Era aquela musica de novo, o assombrando.
Gabriel entrou em seu carro, ligou o limpador de pára-brisa e dirigiu para casa evitando correr muito, caso ele resolvesse dormir do nada de novo.
Entrou em casa e foi direto para a cama. Quando ele estava deitado, coberto, ouviu o toque do telefone.
Lentamente, como um zumbi, Gabriel se levantou, caminhou até a sala e atendeu o telefone:
- Gabriel?
Disse uma voz feminina do outro lado da linha.
- Sim, quem é?
- É a Joana, amiga da Ananda.
Gabriel demorou alguns segundos para lembrar-se de quem era essa tal de Joana, mas por fim lembrou-se, mesmo que vagamente, de conhecê-la.
- Oi. Tudo bem?
- A Ananda, ela... Sofreu um acidente. Só achei que você deveria saber.
- Ela tá bem?
Perguntou Gabriel tentando disfarçar a preocupação em sua voz.
- Mais ou menos. – respondeu Joana, sua voz falhando um pouco – Só achei que você devia saber, caso queira visitá-la.
- Eu quero.
- Você t em ande anotar o endereço do hospital?
Uma hora depois Gabriel chegava ao Hospital. Na recepção, após dar seu nome e saber o quarto em que Ananda estava, viu Joana, de cuja fisionomia ele lembrara no carro, sentada em um pequeno banco perto dos elevadores.
- O que houve?
Perguntou ele antes de qualquer outra coisa.
- Ela desmaiou em casa. Nós tínhamos combinado de sair e, quando eu cheguei, ela não atendia. Eu telefonei algumas vezes, ouvi o celular dela tocando dentro de casa mas ela não atendia. Quando eu comecei a sentir cheiro de gás pedi ajuda, arrombei a porta e a encontrei caída no chão da sala.
- E os médicos já sabem o que aconteceu?
- Ninguém me disse nada, mas disseram que ela deve acordar a qualquer momento. Eu só vim aqui fora esperar você chegar, pra te explicar o que houve.
- Posso subir e ver ela?
- Acho que sim, sabe qual é o quarto?
- Sei.
Gabriel então se dirigiu aos elevadores, e, então, para o segundo andar.
Andou até o quarto 213 e, tentando fazer o mínimo de barulho possível, abriu a porta.
E lá estava ela, deitada, imóvel. As mesmas feições, mas a palidez acentuada pelo que quer que tenha acontecido.
Gabriel sentou-se ao lado da cama e segurou a mão de Ananda. Ele não percebeu quanto tempo se passou. Podiam ter sido segundos, minutos ou horas.
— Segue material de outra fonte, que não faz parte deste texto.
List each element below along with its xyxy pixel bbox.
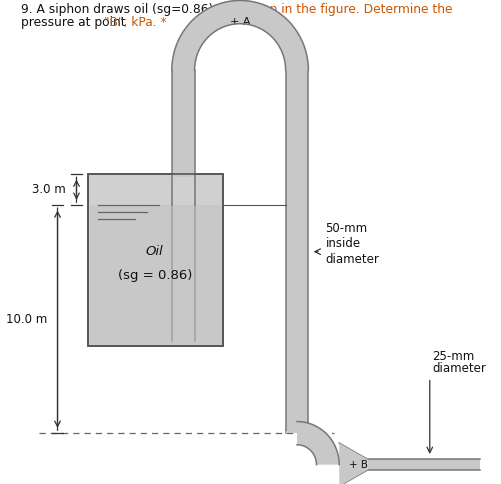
Text: 9. A siphon draws oil (sg=0.86): 9. A siphon draws oil (sg=0.86)	[21, 3, 216, 16]
Bar	[88, 174, 223, 346]
Text: diameter: diameter	[432, 362, 486, 375]
Bar	[88, 174, 223, 346]
Polygon shape	[172, 0, 309, 70]
Text: pressure at point: pressure at point	[21, 16, 129, 29]
Text: 10.0 m: 10.0 m	[6, 313, 47, 326]
Text: + A: + A	[230, 16, 250, 27]
Bar	[172, 70, 194, 177]
Text: as shown in the figure. Determine the: as shown in the figure. Determine the	[220, 3, 452, 16]
Polygon shape	[286, 431, 309, 433]
Text: inside: inside	[326, 238, 361, 250]
Bar	[90, 205, 222, 345]
Bar	[368, 459, 479, 470]
Text: + B: + B	[349, 460, 368, 469]
Text: diameter: diameter	[326, 253, 379, 266]
Text: 50-mm: 50-mm	[326, 222, 368, 235]
Text: 3.0 m: 3.0 m	[32, 183, 66, 196]
Text: 25-mm: 25-mm	[432, 350, 474, 363]
Text: "B", kPa. *: "B", kPa. *	[104, 16, 167, 29]
Bar	[286, 70, 309, 433]
Text: (sg = 0.86): (sg = 0.86)	[118, 270, 192, 282]
Polygon shape	[297, 422, 339, 465]
Polygon shape	[339, 443, 368, 484]
Text: Oil: Oil	[146, 245, 163, 258]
Quem diria que seria daquela forma que eles se reencontrariam, tanto tempo depois.
- Olha pra você – disse ele, mesmo sabendo que ela não estava escutando – Aí, nessa cama de hospital. Das mil maneiras que eu imaginei te reencontrar nenhuma chegava perto disso. Gente boa essa sua amiga, Joana, de ter me ligado. Não sei se você gostaria disso, mas, cara, como eu fiquei preocupado quando ela me disse que você tinha sofrido um acidente.
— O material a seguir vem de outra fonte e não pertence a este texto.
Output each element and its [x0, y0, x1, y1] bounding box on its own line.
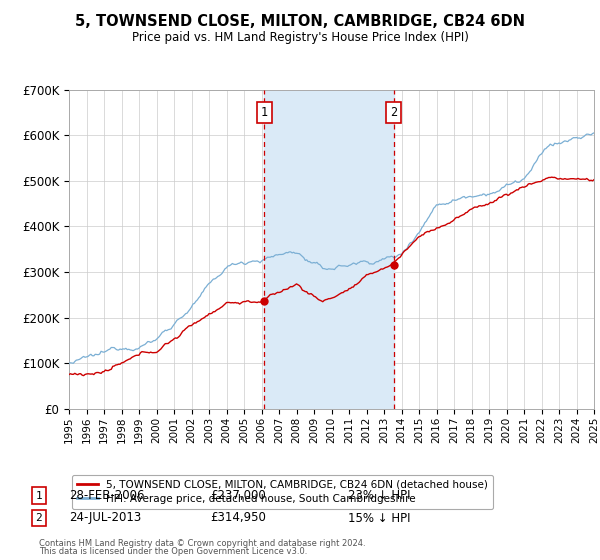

Nesse momento Gabriel já não olhava mais para ela, e sim para seus próprios pés, tentando evitar as lágrimas que inevitavelmente viriam.
- Sabe, eu sonhei com você agora a pouco, quando eu tava no McDonalds. Engraçado, né, eu dormi no McDonalds. Acho que eu devia realmente estar cansado. Nesse sonho eu reencontrava com você e, mesmo com todos os problemas que isso traria, nós pelo menos terminávamos bem.
Nesse momento Gabriel sentiu um aperto em sua mão direita. Ao olhar para ela percebeu que a mão de Ananda apertava a sua. Assustado ele soltou a mão dela e olhou para seu rosto. Seus olhos estavam ligeiramente abertos e, em seu rosto, uma tentativa de um sorriso se formava.
- E eu te perguntava...
Começou ela a dizer, a fala um pouco lenta, provavelmente resultado de algum sedativo.
- Se tivéssemos a chance de começar tudo de novo, o que você faria?
Gabriel parou aonde estava, olhando nos olhos de Ananda. Seria possível, de alguma forma, que algo do que acontecera no McDonalds fosse real?
Ele apertou novamente a mão dela, tentando passar, por este simples contado, todo o carinho que ele tinha por ela.
- Prazer – disse ele – Eu sou Gabriel, qual é seu nome?